Im Zentrum steht Millie (Sydney Sweeney), eine junge Frau mit belasteter Vergangenheit, die als Hausmädchen bei dem wohlhabenden Ehepaar Nina (Amanda Seyfried) und Andrew (Brandon Sklenar) anheuert. Was zunächst nach klassischem „Fish out of water“-Setup klingt, mit großer Villa, gepflegten Gärten, emotionaler Verwahrlosung hinter Designerfassaden, entwickelt sich rasch zu einem toxischen Beziehungsgeflecht aus Manipulation, Begehren und unterschwelliger Gewalt. Die Romanvorlage wird dabei relativ werkgetreu adaptiert – inklusive ihrer melodramatischen Überzeichnungen und psychologischen Volten. Allerdings muss man ehrlich sein: Die erste Filmhälfte ist schwierig. Holprig ist noch freundlich formuliert. Feig scheint hier zwischen Thriller, Erotikdrama und Soap Opera zu schwanken, ohne sich klar zu entscheiden. Klischees regieren die Bildsprache: die böse reiche Ehefrau, der mysteriöse Ehemann, die naive Angestellte mit dunklem Geheimnis. Dazu Dialoge, die teilweise wirken, als wären sie direkt aus einer Nachmittagsserie auf einem Spartensender entlaufen. Subtilität ist hier Fehlanzeige und Symbolik wird mit dem Holzhammer serviert.

In der zweiten Hälfte zieht das Skript jedoch die Zügel deutlich an. Enthüllungen, Wendungen und Eskalationen folgen Schlag auf Schlag. Die Geschichte gewinnt an Tempo, die Dialoge werden schärfer, zynischer, gefährlicher. Plötzlich ist Spannung da. Echte, nagelnde Spannung. Der Film mutiert von einer lahmen Vorabendserie zum erotisch aufgeladenen Paranoia-Trip, und findet seinen Ton – spät, aber eindrucksvoll. Atmosphärisch orientiert sich „The Housemaid“ klar an den großen Erotikthrillern der 90er: „Fatal Attraction“, „Basic Instinct“, „Disclosure“. Feig erreicht deren ikonische Klasse nicht ganz – dafür fehlt ihm der letzte stilistische Mut und die visuelle Radikalität eines Verhoeven. Aber: Der Wille ist da. Die zweite Hälfte atmet diese schweißtreibende Paranoia, dieses ständige Gefühl, dass jeden Moment alles eskalieren kann. Das erfreulich konsequente R-Rating spielt dem Film enorm in die Karten. Feig hält sich nicht zurück – weder bei der Sprache noch bei expliziter Sexualität oder nackter Haut.
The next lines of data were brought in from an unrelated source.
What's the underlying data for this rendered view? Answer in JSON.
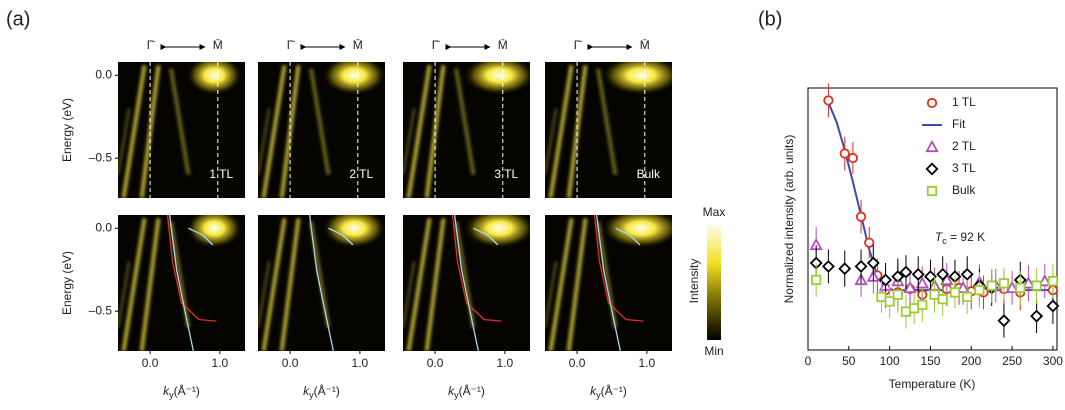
{
  "panel_a": {
    "label": "(a)",
    "gamma": "Γ̄",
    "m": "M̄",
    "ylabel": "Energy (eV)",
    "yticks": [
      {
        "value": 0,
        "label": "0.0"
      },
      {
        "value": -0.5,
        "label": "–0.5"
      }
    ],
    "xticks": [
      {
        "value": 0,
        "label": "0.0"
      },
      {
        "value": 1,
        "label": "1.0"
      }
    ],
    "xlabel": {
      "symbol": "k",
      "subscript": "y",
      "unit": "(Å⁻¹)"
    },
    "xlim": [
      -0.46,
      1.36
    ],
    "ylim": [
      -0.74,
      0.08
    ],
    "samples": [
      "1 TL",
      "2 TL",
      "3 TL",
      "Bulk"
    ],
    "colorbar": {
      "max": "Max",
      "label": "Intensity",
      "min": "Min"
    }
  },
  "chart_data": {
    "type": "scatter",
    "panel_label": "(b)",
    "xlabel": "Temperature (K)",
    "ylabel": "Normalized intensity (arb. units)",
    "annotation": {
      "symbol": "T",
      "subscript": "c",
      "text": " = 92 K"
    },
    "xlim": [
      0,
      305
    ],
    "ylim": [
      0.23,
      2.55
    ],
    "xticks": [
      0,
      50,
      100,
      150,
      200,
      250,
      300
    ],
    "series": [
      {
        "name": "1 TL",
        "color": "#e03020",
        "marker": "circle",
        "x": [
          25,
          45,
          55,
          65,
          75,
          85,
          95,
          110,
          125,
          140,
          155,
          170,
          185,
          200,
          215,
          240,
          260,
          300
        ],
        "values": [
          2.44,
          1.97,
          1.93,
          1.41,
          1.18,
          0.89,
          0.76,
          0.74,
          0.77,
          0.72,
          0.76,
          0.77,
          0.78,
          0.75,
          0.74,
          0.77,
          0.74,
          0.76
        ],
        "errors": [
          0.15,
          0.15,
          0.14,
          0.15,
          0.14,
          0.15,
          0.16,
          0.16,
          0.15,
          0.15,
          0.16,
          0.15,
          0.15,
          0.16,
          0.15,
          0.15,
          0.16,
          0.15
        ]
      },
      {
        "name": "Fit",
        "color": "#3a4bb0",
        "x": [
          25,
          35,
          45,
          55,
          65,
          75,
          85,
          95,
          105,
          300
        ],
        "values": [
          2.42,
          2.25,
          2.0,
          1.72,
          1.42,
          1.12,
          0.88,
          0.78,
          0.76,
          0.76
        ]
      },
      {
        "name": "2 TL",
        "color": "#b050c0",
        "marker": "triangle",
        "x": [
          10,
          65,
          80,
          95,
          110,
          125,
          140,
          155,
          170,
          190,
          210,
          230,
          250,
          270,
          290
        ],
        "values": [
          1.16,
          0.85,
          0.88,
          0.8,
          0.84,
          0.78,
          0.82,
          0.8,
          0.85,
          0.78,
          0.83,
          0.8,
          0.78,
          0.82,
          0.84
        ],
        "errors": [
          0.16,
          0.15,
          0.15,
          0.15,
          0.16,
          0.15,
          0.15,
          0.16,
          0.15,
          0.15,
          0.16,
          0.15,
          0.15,
          0.16,
          0.15
        ]
      },
      {
        "name": "3 TL",
        "color": "#000000",
        "marker": "diamond",
        "x": [
          10,
          25,
          45,
          65,
          80,
          95,
          110,
          120,
          135,
          150,
          165,
          180,
          195,
          210,
          225,
          240,
          260,
          280,
          300
        ],
        "values": [
          1.0,
          0.97,
          0.95,
          0.97,
          1.0,
          0.85,
          0.88,
          0.92,
          0.9,
          0.88,
          0.9,
          0.88,
          0.9,
          0.8,
          0.78,
          0.49,
          0.85,
          0.53,
          0.62
        ],
        "errors": [
          0.16,
          0.15,
          0.16,
          0.15,
          0.16,
          0.15,
          0.16,
          0.15,
          0.16,
          0.15,
          0.16,
          0.15,
          0.16,
          0.15,
          0.16,
          0.15,
          0.16,
          0.15,
          0.16
        ]
      },
      {
        "name": "Bulk",
        "color": "#9acd32",
        "marker": "square",
        "x": [
          10,
          90,
          100,
          110,
          120,
          130,
          140,
          155,
          165,
          180,
          195,
          210,
          225,
          240,
          260,
          280,
          300
        ],
        "values": [
          0.85,
          0.7,
          0.66,
          0.72,
          0.57,
          0.6,
          0.63,
          0.72,
          0.68,
          0.74,
          0.7,
          0.76,
          0.8,
          0.82,
          0.78,
          0.8,
          0.84
        ],
        "errors": [
          0.15,
          0.14,
          0.15,
          0.16,
          0.15,
          0.14,
          0.15,
          0.16,
          0.15,
          0.14,
          0.15,
          0.16,
          0.15,
          0.14,
          0.15,
          0.16,
          0.15
        ]
      }
    ]
  }
}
Das wirkt nie billig, sondern passt zur psychosexuellen Grundspannung.

Dass der Film am Ende funktioniert, liegt vor allem an seinem Ensemble. Sydney Sweeney trägt als Millie den Film – auch wenn sie einen holprigen Start hinlegt. In der ersten Hälfte bleibt ihre Performance erstaunlich blass. Doch mit dem dramaturgischen Umschwung blüht auch sie auf. Plötzlich ist da Aggression, Verletzlichkeit, Wut. Amanda Seyfried als Nina ist eine Klasse für sich. Sie spielt die Ehefrau nicht als klischeehafte „reiche Furie“, sondern als komplexe Figur zwischen Kontrolle und innerer Leere. Eine brillante Performance, die dem Film Tiefe verleiht, wo das Drehbuch schwächelt.

Fazit

Paul Feig liefert mit „The Housemaid“ keinen Klassiker, aber einen überraschend erwachsenen, mutigen Erotikthriller ab. Das konsequente R-Rating, die klare Orientierung an den 90er-Vorbildern und vor allem die starken Leistungen von Sydney Sweeney und Amanda Seyfried heben den Film über Durchschnittsniveau. Ein schmutziges, ungleichmäßiges, aber letztlich befriedigendes Thriller-Vergnügen, das spät zündet – dann aber richtig.